When Mom called us from the balcony, “Fila, Renutza, vinu smanchetz,” the whole of Stanton would mimic her. To this day it’s possible to wander through Stanton, which is now occupied only by Arabs, and hear my mother’s voice calling us in to eat in Romanian. We were so ashamed, and Mom couldn’t care less.
Whenever Yael, our cousin on Dad’s side, came to our place for lunch, she was always served the smallest drumstick, and we wer
e ashamed of Mom and of Yael’s small drumstick.

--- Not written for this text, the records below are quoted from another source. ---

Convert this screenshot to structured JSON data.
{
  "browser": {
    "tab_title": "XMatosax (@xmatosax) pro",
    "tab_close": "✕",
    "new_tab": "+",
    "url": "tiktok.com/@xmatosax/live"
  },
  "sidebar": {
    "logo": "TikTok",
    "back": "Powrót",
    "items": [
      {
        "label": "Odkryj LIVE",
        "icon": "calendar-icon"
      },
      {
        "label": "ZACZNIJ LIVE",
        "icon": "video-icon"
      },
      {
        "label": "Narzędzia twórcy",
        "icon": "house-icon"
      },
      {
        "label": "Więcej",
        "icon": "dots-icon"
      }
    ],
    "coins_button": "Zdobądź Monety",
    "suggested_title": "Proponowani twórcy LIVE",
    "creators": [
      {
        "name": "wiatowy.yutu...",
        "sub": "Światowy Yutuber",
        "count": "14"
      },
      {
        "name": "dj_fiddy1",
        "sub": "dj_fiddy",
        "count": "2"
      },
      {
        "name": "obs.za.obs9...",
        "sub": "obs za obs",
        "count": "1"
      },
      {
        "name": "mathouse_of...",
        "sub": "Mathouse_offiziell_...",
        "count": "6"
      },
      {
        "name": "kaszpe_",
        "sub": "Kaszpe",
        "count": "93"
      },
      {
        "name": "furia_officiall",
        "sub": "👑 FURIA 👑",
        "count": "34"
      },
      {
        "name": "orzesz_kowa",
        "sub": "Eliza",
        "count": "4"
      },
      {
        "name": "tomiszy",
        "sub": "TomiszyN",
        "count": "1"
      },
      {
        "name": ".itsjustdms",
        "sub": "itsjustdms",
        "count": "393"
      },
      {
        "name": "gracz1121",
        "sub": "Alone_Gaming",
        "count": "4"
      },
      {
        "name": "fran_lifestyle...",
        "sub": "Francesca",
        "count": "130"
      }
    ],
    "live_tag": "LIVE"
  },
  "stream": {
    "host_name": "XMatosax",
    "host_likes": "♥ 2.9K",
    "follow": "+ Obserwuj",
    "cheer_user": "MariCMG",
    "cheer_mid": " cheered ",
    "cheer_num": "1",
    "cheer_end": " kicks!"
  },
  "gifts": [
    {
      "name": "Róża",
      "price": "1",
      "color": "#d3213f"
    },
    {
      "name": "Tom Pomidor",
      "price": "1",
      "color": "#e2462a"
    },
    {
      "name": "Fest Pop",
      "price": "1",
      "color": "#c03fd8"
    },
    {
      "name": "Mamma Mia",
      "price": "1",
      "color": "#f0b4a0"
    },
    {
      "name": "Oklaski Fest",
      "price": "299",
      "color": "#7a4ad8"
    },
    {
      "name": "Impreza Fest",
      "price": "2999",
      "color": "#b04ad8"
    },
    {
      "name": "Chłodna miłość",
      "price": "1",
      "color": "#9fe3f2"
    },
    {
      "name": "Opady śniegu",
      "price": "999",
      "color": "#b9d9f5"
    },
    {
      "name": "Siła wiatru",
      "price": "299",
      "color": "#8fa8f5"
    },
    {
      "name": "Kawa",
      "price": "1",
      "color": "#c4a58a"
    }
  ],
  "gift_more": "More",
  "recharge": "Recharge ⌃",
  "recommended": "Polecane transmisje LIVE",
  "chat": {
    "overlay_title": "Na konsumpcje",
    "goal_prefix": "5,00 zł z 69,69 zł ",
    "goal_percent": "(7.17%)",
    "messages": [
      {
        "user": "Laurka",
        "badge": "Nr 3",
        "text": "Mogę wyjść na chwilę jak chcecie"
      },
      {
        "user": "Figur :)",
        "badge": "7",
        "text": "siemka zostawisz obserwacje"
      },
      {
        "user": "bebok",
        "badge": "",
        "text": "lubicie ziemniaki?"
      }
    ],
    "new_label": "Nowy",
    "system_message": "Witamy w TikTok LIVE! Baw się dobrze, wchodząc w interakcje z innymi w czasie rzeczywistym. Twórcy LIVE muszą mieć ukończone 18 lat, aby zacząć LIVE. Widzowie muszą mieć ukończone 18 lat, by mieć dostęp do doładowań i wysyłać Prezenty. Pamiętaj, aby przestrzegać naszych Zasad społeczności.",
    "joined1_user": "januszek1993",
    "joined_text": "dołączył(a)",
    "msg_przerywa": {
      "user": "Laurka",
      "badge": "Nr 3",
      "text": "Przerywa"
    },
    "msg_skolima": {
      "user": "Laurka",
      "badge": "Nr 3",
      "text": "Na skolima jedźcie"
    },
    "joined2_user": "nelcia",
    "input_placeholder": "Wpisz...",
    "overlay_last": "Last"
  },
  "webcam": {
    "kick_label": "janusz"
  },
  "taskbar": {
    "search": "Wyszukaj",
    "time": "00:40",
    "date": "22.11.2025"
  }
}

It made no difference even when we used camouflage tricks to swap our plates because Mom, as if suspecting something, would sit down next to us until we’d finished eating everything on our plate, and we’d swallow and suffer and choke and swear that one day we’d compensate Yael for all the pieces of chicken that our mother had denied her.
On the other hand, when Yossi, our cousin on our mother’s side, came to visit us from Hedera, he was always given a piece of meat equal in size to ours; sometimes his portion was even larger than ours, and we were so pleased. Not only was Yossi from our mother’s side, he was also her oldest brother Niku’s youngest son, the child of his old age. Still, my impression was that Mom was doing her usual cold calculations, and taking into account the frequent vacations we spent in Hedera, she wanted to avoid a situation whereby in Hedera, we would be allocated the smallest drumstick.
After she’d been nine days at home with pneumonia, and twelve days following Noa’s birth, the man returned, grim-faced, from the hospital. Noa had contracted an infection in her blood. They had changed her blood but were unable to overcome the infection. Her condition was serious.
That evening her sister, who had just flown in from New York, came to visit and was horrified by the way she looked.
“What’s happened?” she asked, suspecting that her sister had been to the hospital and was shocked by Noa’s critical condition.